Côté propriétaires, actuellement et sans doute encore plus à l’avenir, il semblerait qu’ils aspirent à « retrouver » une alimentation « idéale » du cheval. Ce retour vers des fondamentaux rime avec herbe, foin, luzerne, sans céréales, produit bio et local. Soit une nutrition qui serait « naturelle », perçue comme étant « sans risque ». Quant aux professionnels de terrain de la filière équine, ils se sont montrés prioritairement inspirés par les termes suivants : « non dopant et sans risque pour le cheval », « apte à favoriser la santé digestive » ou « bon pour la santé ostéo-articulaire ».
Les mêmes tendances qu’en alimentation humaine
« Je crois qu’il existe des possibilités de développement de marchés de niche dans ces directions, avance Alice Monier Torrente en conclusion. Ils suivront vraisemblablement les mêmes tendances déjà existantes en alimentation humaine et en petfood, avec donc une recherche d’aliments et de compléments comprenant des additifs plus sains, plus respectueux de la santé et du bien-être équin, et aussi plus durables, notamment en supprimant les colorants ». Enfin, le marché des chevaux à pathologies spécifiques génère des attentes de solutions sur mesure à la problématique de l’équidé, dans des cas de maladie Cushing ou de diabète, entre autres.

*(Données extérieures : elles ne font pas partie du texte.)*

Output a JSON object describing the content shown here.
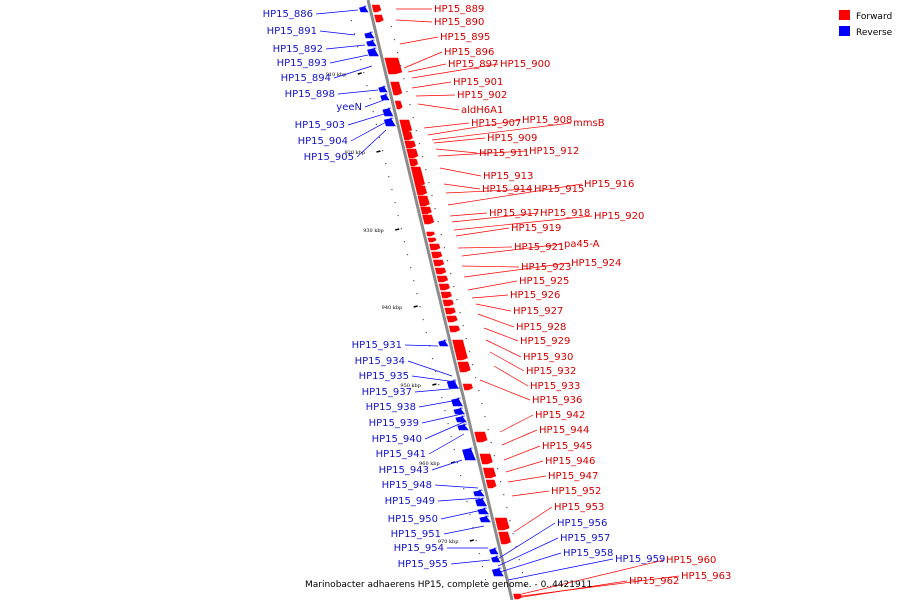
{
  "caption": "Marinobacter adhaerens HP15, complete genome. - 0..4421911",
  "legend": [
    {
      "label": "Forward",
      "color": "#ff0000"
    },
    {
      "label": "Reverse",
      "color": "#0000ff"
    }
  ],
  "colors": {
    "forward": "#ff0000",
    "reverse": "#0000ff",
    "label_forward": "#d40000",
    "label_reverse": "#1414c8",
    "backbone": "#8c8c8c"
  },
  "ticks": [
    "910 kbp",
    "920 kbp",
    "930 kbp",
    "940 kbp",
    "950 kbp",
    "960 kbp",
    "970 kbp"
  ],
  "forward_genes": [
    "HP15_889",
    "HP15_890",
    "HP15_895",
    "HP15_896",
    "HP15_897",
    "HP15_900",
    "HP15_901",
    "HP15_902",
    "aldH6A1",
    "HP15_907",
    "HP15_908",
    "mmsB",
    "HP15_909",
    "HP15_911",
    "HP15_912",
    "HP15_913",
    "HP15_914",
    "HP15_915",
    "HP15_916",
    "HP15_917",
    "HP15_918",
    "HP15_920",
    "HP15_919",
    "HP15_921",
    "pa45-A",
    "HP15_923",
    "HP15_924",
    "HP15_925",
    "HP15_926",
    "HP15_927",
    "HP15_928",
    "HP15_929",
    "HP15_930",
    "HP15_932",
    "HP15_933",
    "HP15_936",
    "HP15_942",
    "HP15_944",
    "HP15_945",
    "HP15_946",
    "HP15_947",
    "HP15_952",
    "HP15_953",
    "HP15_960",
    "HP15_963",
    "HP15_962"
  ],
  "reverse_genes": [
    "HP15_886",
    "HP15_891",
    "HP15_892",
    "HP15_893",
    "HP15_894",
    "HP15_898",
    "yeeN",
    "HP15_903",
    "HP15_904",
    "HP15_905",
    "HP15_931",
    "HP15_934",
    "HP15_935",
    "HP15_937",
    "HP15_938",
    "HP15_939",
    "HP15_940",
    "HP15_941",
    "HP15_943",
    "HP15_948",
    "HP15_949",
    "HP15_950",
    "HP15_951",
    "HP15_954",
    "HP15_955",
    "HP15_956",
    "HP15_957",
    "HP15_958",
    "HP15_959"
  ]
}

Quelles sont les attentes des vétérinaires ?
En ce qui concerne les attentes des professionnels de la santé équine (à 70 % des vétérinaires interrogés – elles aussi identifiées en 2020 dans l’étude marketing qu’a menée Alice Monier Torrente pour le compte de sa société, Horse Development –, ils disent souhaiter, en premier lieu « avoir des preuves scientifiques de l’efficacité des additifs ». Ils se révèlent ensuite sensibles à « des produits bons pour la santé digestive », pouvant aider « au bien vieillir des chevaux », ainsi qu’à la préservation de « la santé ostéo-articulaire ». Puis vient le recours à des additifs « sans risque pour le cheval et pour l’environnement ». Enfin, ils sont intéressés par des produits qui pourraient participer à la lutte contre des maladies métaboliques (notamment celle de Cushing, les fourbures, le diabète).
Des solutions sur mesure
L’enquête montre également que les praticiens vétérinaires sont soucieux de s’adapter au profil de chaque équidé. Et, comme ils sont conscients de la difficulté que rencontrent les utilisateurs à distribuer différents aliments quotidiennement aux chevaux, une administration facile reste pour eux un critère de choix important.